Alguns episódios de seca ocorridos em décadas e séculos anteriores, como o de 1976, ainda são lembrados. A história lembra assim a seca de 1540 como o mais grave na Europa conhecido a partir de fontes documentais.

Que repercussões esses acontecimentos do passado tiveram nas sociedades e qual é o interesse de estudá-los no que diz respeito à nossa ardente atualidade?

Seca, um perigo natural e uma questão social

Pesquisa sobre o seca geralmente se concentram nos componentes atmosféricos e terrestres do ciclo da água. A seca é caracterizada primeiramente por um déficit prolongado de precipitação que pode ser acompanhado por um aumento da evapotranspiração no caso de temperaturas muito altas: isso é chamado de seca “atmosférica”.

Falamos então de seca “edáfica”, para descrever um longo período durante o qual o teor de água do solo permanece muito baixo (também chamado de seca “agronômica”) e de secas “hidrológicas” e “hidrogeológicas” no caso de níveis baixos de solos, cursos de água (falamos de baixos níveis de água) e águas subterrâneas.

Os fenômenos de seca podem ser muito amplificados por fatores humanos: captação excessiva, desvio de água e drenagem intensa do solo.

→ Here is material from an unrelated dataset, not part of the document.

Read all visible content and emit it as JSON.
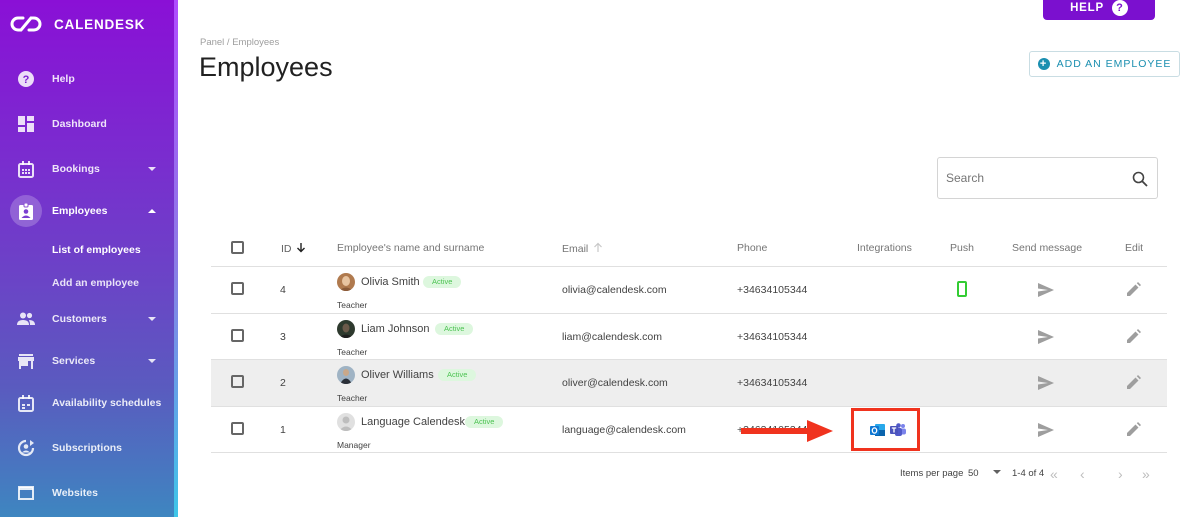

Esses eventos constituem, portanto, fenômenos complexos e falar sobre a seca está longe de ser inequívoco. Trata-se de um perigo cuja percepção é bastante original em relação a outros (espacialidade difusa, ausência de danos materiais ou letalidade direta, ao contrário das inundações em particular).

Observando e caracterizando as secas

Métodos para medir e caracterizar essas diferentes secas foram desenvolvidos em diferentes épocas e estão em constante evolução.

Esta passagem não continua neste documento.